I see that in a recent interview Mitt Romney acknowledged that any perception that his "47%" remark meant he didn't care about those folks was wrong. He essentially said he was sorry for any hurt feelings.
This apology demonstrates something I've thought for a long time: Mitt Romney is a much nicer man than I am. My read of the whole 47% thing is that everything Governor Romney said is precisely true, and that no apology was needed.
He said those folks believe they are victims. He said they believe they are entitled to government taking care of them. The 47% do believe these things. But the facts regarding these two beliefs are this: Your not. And your not.
Society has an interest in helping it's citizens who are in need and difficulty. Notice I said society, not government. Government is historically terrible at providing such help, usually making problems worse. Government's primary responsibility in this area is to arrange the laws of the country such that you have the maximum possible liberty, along with an equally maximized opportunity to pursue happiness for yourself. Government should also provide positive incentives to help those institutions in society who do a much better job than the state at caring for the ill and unable: private charities, hospitals, churches, research institutions, schools, civic organizations, etc.

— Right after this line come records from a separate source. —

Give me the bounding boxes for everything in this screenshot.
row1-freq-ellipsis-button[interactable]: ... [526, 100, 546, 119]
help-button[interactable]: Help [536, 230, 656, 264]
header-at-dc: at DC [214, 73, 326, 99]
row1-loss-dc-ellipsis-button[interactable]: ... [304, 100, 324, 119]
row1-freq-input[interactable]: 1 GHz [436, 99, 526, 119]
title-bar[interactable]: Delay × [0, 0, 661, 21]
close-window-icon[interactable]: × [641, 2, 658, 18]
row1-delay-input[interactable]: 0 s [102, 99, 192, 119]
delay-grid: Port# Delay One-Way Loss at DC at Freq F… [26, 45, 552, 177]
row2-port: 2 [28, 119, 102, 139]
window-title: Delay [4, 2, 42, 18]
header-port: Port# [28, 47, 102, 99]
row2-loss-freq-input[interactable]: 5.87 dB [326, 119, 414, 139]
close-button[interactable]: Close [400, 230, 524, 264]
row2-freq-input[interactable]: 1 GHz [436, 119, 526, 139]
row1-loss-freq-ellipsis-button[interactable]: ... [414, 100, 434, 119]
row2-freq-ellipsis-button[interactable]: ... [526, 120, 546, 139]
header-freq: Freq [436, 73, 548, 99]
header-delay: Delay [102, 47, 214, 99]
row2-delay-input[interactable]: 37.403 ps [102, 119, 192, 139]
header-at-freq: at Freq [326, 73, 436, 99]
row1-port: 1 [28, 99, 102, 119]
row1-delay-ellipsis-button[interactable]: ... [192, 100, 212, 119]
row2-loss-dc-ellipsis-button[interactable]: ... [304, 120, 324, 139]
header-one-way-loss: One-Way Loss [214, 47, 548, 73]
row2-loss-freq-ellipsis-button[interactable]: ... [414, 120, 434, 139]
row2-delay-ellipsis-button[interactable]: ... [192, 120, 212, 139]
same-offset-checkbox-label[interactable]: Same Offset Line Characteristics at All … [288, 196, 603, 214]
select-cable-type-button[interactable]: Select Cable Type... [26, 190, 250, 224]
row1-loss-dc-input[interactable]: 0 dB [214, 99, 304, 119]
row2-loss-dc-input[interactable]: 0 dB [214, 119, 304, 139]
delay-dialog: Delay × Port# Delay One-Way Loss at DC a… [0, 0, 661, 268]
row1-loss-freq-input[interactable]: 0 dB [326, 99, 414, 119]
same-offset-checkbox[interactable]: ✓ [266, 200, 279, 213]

At no point in his talk did Governor Romney say he didn't care about those people, or that if elected he wouldn't work as diligently on their behalf as he will for anyone else. On the contrary, Mitt Romney's overarching goal if elected will be to give all 100% of our citizens a greatly expanded playing field on which to pursue our dreams. Those who spin his comments any other way are guilty of putting words in the Governor's mouth.
The 47% comment was made in the context of a discussion about campaign strategy, not a philosophy of governing.
His point was that the 47%
have already decided to vote for the President, and so trying real hard to get their votes is a waste of time and resources. Furthermore, Romney talked about the 5% that the election would turn on, so really he described a campaign that doesn't ignore 47% of the country, it ignores 95% of it. I'm part of that 95% and I can tell you unequivocally that I am not offended at all.
A good friend forwarded this interesting editorial to me. Jeffery Tucker, writing at a website called the Daily Reckoning, talks about these issues, and how the 47% comments are being aggressively spun by the media to help President Obama. He also makes some provocative comments about political parties, saying that they all essentially exist to protect special interests. I have to grudgingly say I have found this to be the case. I'll just add to what he writes that I think right now liberty, and the Tea Party movement that is pressing for it, is one important special interest within the Republican party. I hope this means that a GOP victory in November will lead to a wide expansion of Tea Party influence going forward.